将动态值添加到 RMySQL getQuery 中
是否可以将 RMySQL 包中的值传递到 dbGetQuery 中的查询中。
例如,如果我在字符向量中有一组值:
df <- c('a','b','c')
并且我想循环遍历这些值以从数据库中为每个值提取特定值。
library(RMySQL)
res <- dbGetQuery(con, "SELECT max(ID) FROM table WHERE columna='df[2]'")
当我尝试添加对值的引用时,出现错误。想知道是否可以在查询中添加 R 对象的值。
Is it possible to pass a value into the query in dbGetQuery
from the RMySQL package.
For example, if I have a set of values in a character vector:
df <- c('a','b','c')
And I want to loop through the values to pull out a specific value from a database for each.
library(RMySQL)
res <- dbGetQuery(con, "SELECT max(ID) FROM table WHERE columna='df[2]'")
When I try to add the reference to the value I get an error. Wondering if it is possible to add a value from an R object in the query.
如果你对这篇内容有疑问,欢迎到本站社区发帖提问 参与讨论,获取更多帮助,或者扫码二维码加入 Web 技术交流群。

绑定邮箱获取回复消息
由于您还没有绑定你的真实邮箱,如果其他用户或者作者回复了您的评论,将不能在第一时间通知您!
发布评论
评论(2)
一种选择是在循环内操作 SQL 字符串。目前您有一个字符串文字,
'df[2]'
不会被 R 解释为字符以外的任何内容。我的答案中会有一些含糊之处,因为 Q 中的 df 显然不是数据框(它是字符向量!)。像这样的东西会做你想做的事。将输出存储在数字向量中:
现在我们可以循环 df 的元素来执行查询三次。我们可以通过两种方式设置循环:i) 将
i
作为数字,用于引用df
和out
的元素,或者ii) 将i
依次作为df
的每个元素(即a
,然后b
,...) 。我将在下面展示这两个版本。或者:
您使用哪种取决于个人品味。第二 (ii) 版本要求您在输出向量
out
上设置与out
内的数据相同的名称。话虽如此,假设您的实际 SQL 查询与您发布的查询类似,您不能在单个 SQL 语句中使用 GROUP BY 子句在计算之前对数据进行分组吗?代码>最大(ID)?像这样在数据库中做简单的事情可能会快得多。不幸的是,我没有可用的 MySQL 实例,而且我的 SQL-fu 目前很弱,所以我无法给出这样的例子。
One option is to manipulate the SQL string within the loop. At the moment you have a string literal, the
'df[2]'
is not interpreted by R as anything other than characters. There are going to be some ambiguities in my answer, becausedf
in your Q is patently not a data frame (it is a character vector!). Something like this will do what you want.Store the output in a numeric vector:
Now we can loop over the elements of
df
to execute your query three times. We can set the loop up two ways: i) withi
as a number which we use to reference the elements ofdf
andout
, or ii) withi
as each element ofdf
in turn (i.e.a
, thenb
, ...). I will show both versions below.OR:
Which you use will depend on personal taste. The second (ii) version requires you to set names on the output vector
out
that are the same as the data insideout
.Having said all that, assuming your actual SQL Query is similar to the one you post, can't you do this in a single SQL statement, using the
GROUP BY
clause, to group the data before computingmax(ID)

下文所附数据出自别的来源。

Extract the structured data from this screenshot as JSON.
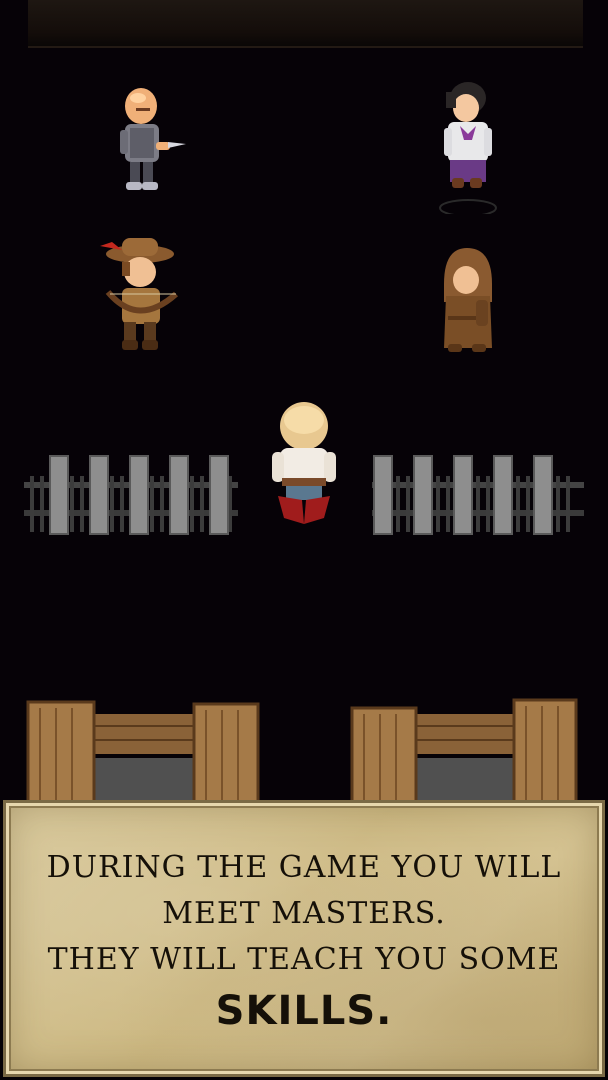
{
  "dialog": {
    "line1": "DURING THE GAME YOU WILL",
    "line2": "MEET MASTERS.",
    "line3": "THEY WILL TEACH YOU SOME",
    "line4": "SKILLS."
  },
  "scene": {
    "characters": [
      "bald-warrior",
      "noble-gentleman",
      "hunter-archer",
      "hooded-monk",
      "player-hero"
    ],
    "colors": {
      "background": "#060207",
      "parchment": "#d4c291",
      "text": "#151008"
    }
  }
}
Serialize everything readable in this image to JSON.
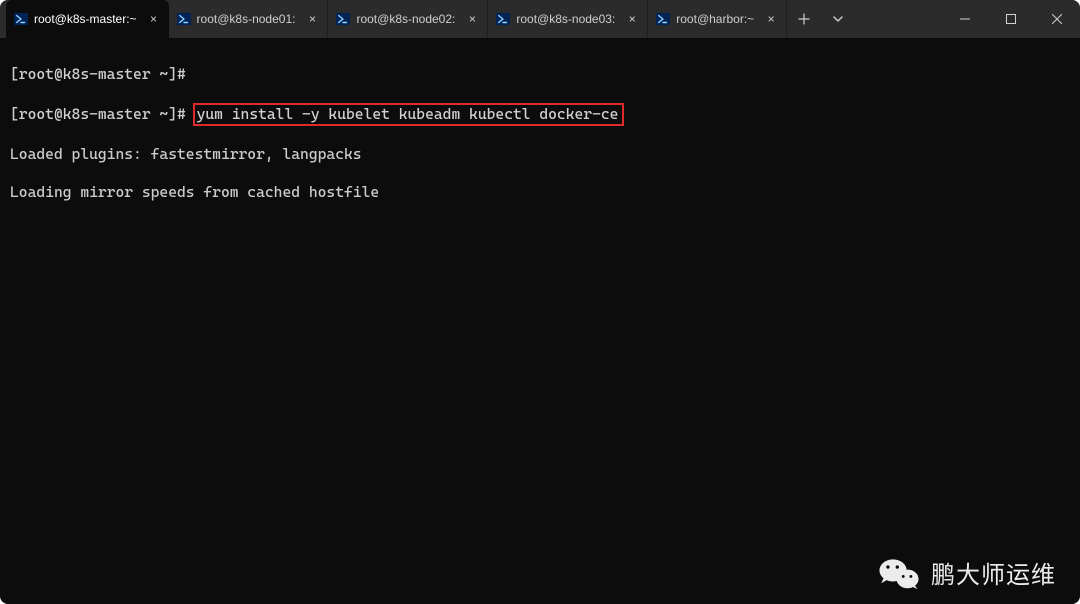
{
  "tabs": [
    {
      "label": "root@k8s-master:~",
      "active": true
    },
    {
      "label": "root@k8s-node01:",
      "active": false
    },
    {
      "label": "root@k8s-node02:",
      "active": false
    },
    {
      "label": "root@k8s-node03:",
      "active": false
    },
    {
      "label": "root@harbor:~",
      "active": false
    }
  ],
  "terminal": {
    "prompt": "[root@k8s-master ~]#",
    "command": "yum install -y kubelet kubeadm kubectl docker-ce",
    "output": [
      "Loaded plugins: fastestmirror, langpacks",
      "Loading mirror speeds from cached hostfile"
    ]
  },
  "watermark": {
    "text": "鹏大师运维"
  },
  "icons": {
    "close_glyph": "×"
  }
}
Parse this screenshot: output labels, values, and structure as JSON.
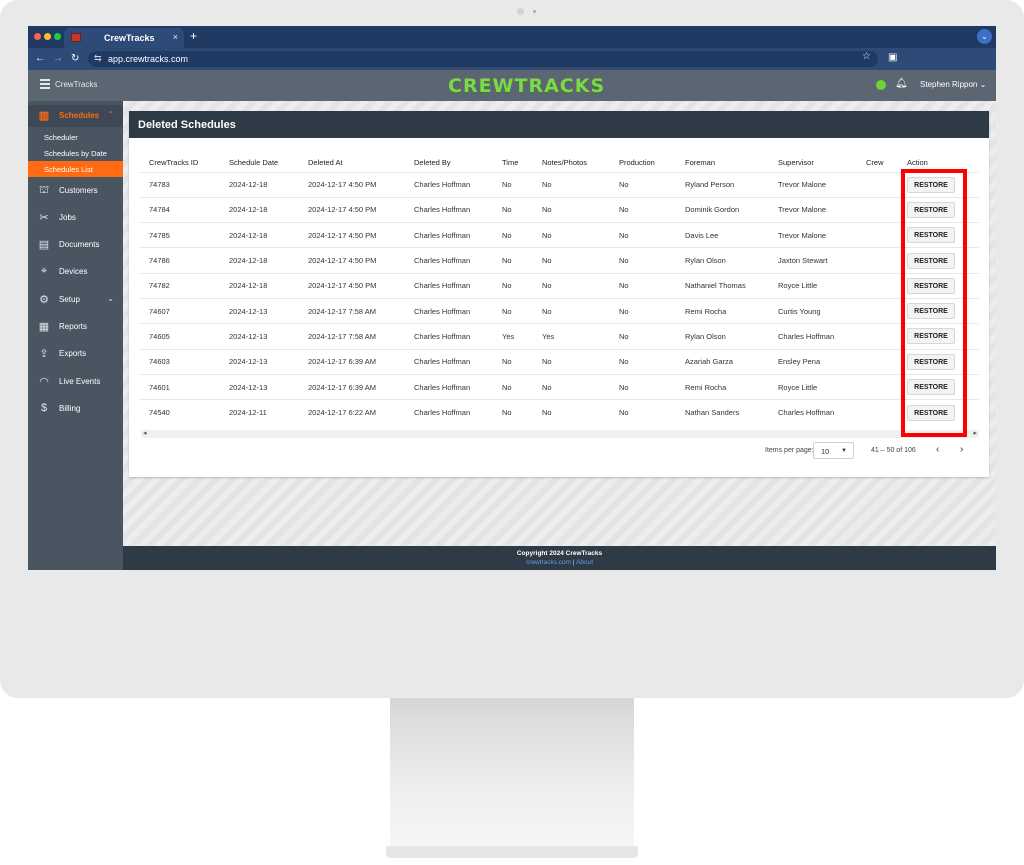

? Doing simple things in the data base like this will likely be much quicker. Unfortunately, I don't have a MySQL instance around to play with and my SQL-fu is weak currently, so I can't given an example of this.您还可以使用 sprintf 命令来解决问题(这是我在构建 Shiny 应用程序时使用的命令)。
df <- c('a','b','c')
res
<- dbGetQuery(con, sprintf("从表中选择 max(ID) WHERE columna=' %s'"),df())
按照这些思路应该可以工作。
You could also use the
sprintf
command to solve the issue (it's what I use when building Shiny Apps).df <- c('a','b','c')
res <- dbGetQuery(con, sprintf("SELECT max(ID) FROM table WHERE columna='%s'"),df())
Something along those lines should work.